The fundamental group of a globally symmetric space $M$ of **compact type** is known (see Loos [1], Borel [2]). The result can be formulated as follows: it is isomorphic to the quotient
$$(*) \quad \pi_1(M) = \Gamma_M/\Gamma_0$$
where $\Gamma_M$ is the lattice of $M$, given by
$$\Gamma_M = \{ \gamma \in \mathfrak{t}: \, \exp_{x_0}(\gamma) = x_0 \}$$
where $\mathfrak{t}$ is a maximal flat on the tangent space $T_{x_0}M$, and $\Gamma_0 = \Gamma_{\widetilde{M}}$, the lattice of the simply connected covering $\widetilde{M}$ of $M$ (which shares the same $T_{x_0}M$ and $\mathfrak{t}$ as $M$). The isomorphism is induced by the natural inclusion $\Gamma_M \to \pi_1(M)$ as homotopy classes of geodesic loops at $x_0$, $\gamma \mapsto [\exp_{x_0}(t\gamma)]$, $t \in [0,1]$.

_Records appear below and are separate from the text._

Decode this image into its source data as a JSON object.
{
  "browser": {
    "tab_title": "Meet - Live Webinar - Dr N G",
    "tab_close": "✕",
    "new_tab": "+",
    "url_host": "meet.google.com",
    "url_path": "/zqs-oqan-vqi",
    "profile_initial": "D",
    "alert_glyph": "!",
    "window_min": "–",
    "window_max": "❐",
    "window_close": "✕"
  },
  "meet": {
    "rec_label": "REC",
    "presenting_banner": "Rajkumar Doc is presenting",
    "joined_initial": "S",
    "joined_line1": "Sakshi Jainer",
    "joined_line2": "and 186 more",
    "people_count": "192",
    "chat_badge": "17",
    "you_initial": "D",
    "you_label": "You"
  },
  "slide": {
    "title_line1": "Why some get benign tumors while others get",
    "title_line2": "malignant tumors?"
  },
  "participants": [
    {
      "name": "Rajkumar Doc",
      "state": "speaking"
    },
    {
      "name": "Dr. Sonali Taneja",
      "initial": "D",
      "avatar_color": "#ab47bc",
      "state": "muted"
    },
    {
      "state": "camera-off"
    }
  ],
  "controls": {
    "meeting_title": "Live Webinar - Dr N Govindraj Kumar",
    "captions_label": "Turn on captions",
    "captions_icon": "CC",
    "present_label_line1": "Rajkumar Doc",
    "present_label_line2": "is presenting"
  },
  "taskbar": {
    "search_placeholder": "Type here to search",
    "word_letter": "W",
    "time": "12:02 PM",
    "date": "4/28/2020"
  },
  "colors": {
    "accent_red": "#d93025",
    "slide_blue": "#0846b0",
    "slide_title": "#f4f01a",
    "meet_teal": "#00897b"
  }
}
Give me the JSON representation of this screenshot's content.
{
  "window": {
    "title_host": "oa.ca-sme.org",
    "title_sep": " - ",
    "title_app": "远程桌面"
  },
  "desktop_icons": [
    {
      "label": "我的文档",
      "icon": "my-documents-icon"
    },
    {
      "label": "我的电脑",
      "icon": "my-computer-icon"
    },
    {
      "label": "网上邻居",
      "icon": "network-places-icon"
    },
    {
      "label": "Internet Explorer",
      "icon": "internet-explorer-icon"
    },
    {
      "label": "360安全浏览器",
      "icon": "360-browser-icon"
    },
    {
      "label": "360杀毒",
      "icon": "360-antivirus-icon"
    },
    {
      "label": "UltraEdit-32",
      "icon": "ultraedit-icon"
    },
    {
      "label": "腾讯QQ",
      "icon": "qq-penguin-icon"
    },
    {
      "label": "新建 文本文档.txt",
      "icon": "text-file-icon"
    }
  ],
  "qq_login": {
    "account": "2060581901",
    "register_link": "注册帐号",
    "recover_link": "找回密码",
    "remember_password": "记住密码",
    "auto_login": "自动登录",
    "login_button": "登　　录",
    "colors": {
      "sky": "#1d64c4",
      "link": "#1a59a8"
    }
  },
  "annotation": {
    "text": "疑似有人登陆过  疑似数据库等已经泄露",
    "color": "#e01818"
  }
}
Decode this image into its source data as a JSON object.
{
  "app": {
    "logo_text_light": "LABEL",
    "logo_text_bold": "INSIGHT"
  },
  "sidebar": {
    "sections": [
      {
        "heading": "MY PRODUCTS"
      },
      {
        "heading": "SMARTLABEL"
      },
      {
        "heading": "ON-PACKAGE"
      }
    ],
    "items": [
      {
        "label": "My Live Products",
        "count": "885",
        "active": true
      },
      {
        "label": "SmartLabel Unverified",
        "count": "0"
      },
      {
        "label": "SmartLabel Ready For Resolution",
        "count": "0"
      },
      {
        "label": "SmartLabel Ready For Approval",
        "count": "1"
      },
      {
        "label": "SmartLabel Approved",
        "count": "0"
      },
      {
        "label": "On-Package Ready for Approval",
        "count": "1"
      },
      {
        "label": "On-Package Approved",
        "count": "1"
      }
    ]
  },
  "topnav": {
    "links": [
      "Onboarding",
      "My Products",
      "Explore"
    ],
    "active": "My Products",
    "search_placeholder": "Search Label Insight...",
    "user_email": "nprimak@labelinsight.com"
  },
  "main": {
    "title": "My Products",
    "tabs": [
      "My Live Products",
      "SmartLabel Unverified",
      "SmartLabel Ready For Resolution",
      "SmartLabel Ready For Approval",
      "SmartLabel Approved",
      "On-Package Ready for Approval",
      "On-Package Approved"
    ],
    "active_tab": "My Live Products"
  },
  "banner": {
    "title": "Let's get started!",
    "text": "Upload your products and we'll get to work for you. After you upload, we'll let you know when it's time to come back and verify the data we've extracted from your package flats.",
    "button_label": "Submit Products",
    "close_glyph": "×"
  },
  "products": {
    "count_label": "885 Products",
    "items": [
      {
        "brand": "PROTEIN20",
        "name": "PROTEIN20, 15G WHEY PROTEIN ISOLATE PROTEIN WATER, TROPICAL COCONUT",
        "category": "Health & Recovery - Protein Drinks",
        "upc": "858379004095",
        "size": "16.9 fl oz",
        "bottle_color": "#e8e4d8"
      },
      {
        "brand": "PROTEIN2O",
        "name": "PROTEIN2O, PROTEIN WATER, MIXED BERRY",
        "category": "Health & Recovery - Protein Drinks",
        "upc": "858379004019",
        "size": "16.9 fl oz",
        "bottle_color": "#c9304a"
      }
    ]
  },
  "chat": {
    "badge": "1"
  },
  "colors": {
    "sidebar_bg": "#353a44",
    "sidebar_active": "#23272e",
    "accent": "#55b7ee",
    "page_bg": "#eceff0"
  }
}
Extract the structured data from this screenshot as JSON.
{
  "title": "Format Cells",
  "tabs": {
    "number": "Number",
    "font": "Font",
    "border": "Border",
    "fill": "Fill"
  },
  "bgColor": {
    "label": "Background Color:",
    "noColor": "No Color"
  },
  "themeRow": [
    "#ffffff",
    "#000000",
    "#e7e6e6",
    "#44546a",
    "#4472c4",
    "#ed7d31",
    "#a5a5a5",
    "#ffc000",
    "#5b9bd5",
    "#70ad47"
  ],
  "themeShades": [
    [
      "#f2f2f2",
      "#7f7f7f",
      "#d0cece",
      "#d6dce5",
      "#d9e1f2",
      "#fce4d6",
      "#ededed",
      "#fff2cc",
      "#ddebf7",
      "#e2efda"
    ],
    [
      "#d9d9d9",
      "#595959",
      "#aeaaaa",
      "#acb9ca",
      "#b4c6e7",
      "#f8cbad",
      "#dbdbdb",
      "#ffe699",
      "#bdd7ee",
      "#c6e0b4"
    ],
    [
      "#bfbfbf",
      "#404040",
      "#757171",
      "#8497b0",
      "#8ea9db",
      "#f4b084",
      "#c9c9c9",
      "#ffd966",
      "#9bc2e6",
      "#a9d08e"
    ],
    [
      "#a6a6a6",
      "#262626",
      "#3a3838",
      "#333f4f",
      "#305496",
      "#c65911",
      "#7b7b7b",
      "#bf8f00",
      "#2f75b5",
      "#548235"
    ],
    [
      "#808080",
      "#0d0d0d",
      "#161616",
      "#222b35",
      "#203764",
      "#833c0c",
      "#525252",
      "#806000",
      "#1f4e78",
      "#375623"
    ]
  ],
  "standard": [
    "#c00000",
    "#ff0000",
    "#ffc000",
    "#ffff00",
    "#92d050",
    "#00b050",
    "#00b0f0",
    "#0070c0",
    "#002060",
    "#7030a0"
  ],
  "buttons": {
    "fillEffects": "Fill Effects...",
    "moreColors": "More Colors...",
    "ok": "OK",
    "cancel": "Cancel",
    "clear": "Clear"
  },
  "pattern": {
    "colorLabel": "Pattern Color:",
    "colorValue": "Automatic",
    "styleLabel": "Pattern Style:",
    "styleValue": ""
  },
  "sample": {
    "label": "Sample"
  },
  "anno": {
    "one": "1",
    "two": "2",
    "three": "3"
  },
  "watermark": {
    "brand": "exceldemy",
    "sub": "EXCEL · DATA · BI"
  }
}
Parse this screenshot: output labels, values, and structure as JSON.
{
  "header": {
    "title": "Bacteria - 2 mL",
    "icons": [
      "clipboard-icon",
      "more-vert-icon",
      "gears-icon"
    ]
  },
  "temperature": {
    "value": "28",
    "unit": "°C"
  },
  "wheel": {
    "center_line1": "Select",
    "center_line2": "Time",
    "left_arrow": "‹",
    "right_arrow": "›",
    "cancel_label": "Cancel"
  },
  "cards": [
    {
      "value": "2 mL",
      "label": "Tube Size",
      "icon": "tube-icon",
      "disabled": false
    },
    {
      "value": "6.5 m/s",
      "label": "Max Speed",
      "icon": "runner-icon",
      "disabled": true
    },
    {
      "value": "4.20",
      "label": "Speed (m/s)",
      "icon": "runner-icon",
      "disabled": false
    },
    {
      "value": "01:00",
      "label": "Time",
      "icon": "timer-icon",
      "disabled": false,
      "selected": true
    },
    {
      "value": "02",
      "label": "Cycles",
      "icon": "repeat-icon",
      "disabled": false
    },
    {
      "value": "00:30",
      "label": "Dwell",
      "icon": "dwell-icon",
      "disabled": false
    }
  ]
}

Does $(*)$ holds more generally for a globally symmetric space $M$ which is **only compact**, not necessarily of compact type? The difference being that, in this case, $\widetilde{M}$ is not necessarily compact, but a product of simply connected euclidean and compact type symmetric spaces. Furthemore, the (connected component) of the isometry group need not be semisimple, but only compact. Finally, $\pi_1(M)$ can be infinite.

Nevertheless, the above constructions can be made for $M$ compact and give the correct fundamental group $\mathbb{Z}$ for $M = U(2)$: loosely speaking, only the semisimple part gets quotiented out.

Does $(*)$ holds in general for compact globally symmetric spaces? I could not find a proof in the literature, which only considers this question for compact type.

-*Remark:* This is loosely related to this question, however the question of identifying the fundamental group as lattice quotients was not raised there.

[1]: Borel, *Semisimple Groups and Riemannian Symmetric Spaces*, Hindustan Book Agency, 1998.

[2]: Loos, *Symmetric spaces, vol.II - Compact spaces and Classification*, W. A. Benjamin ,1969.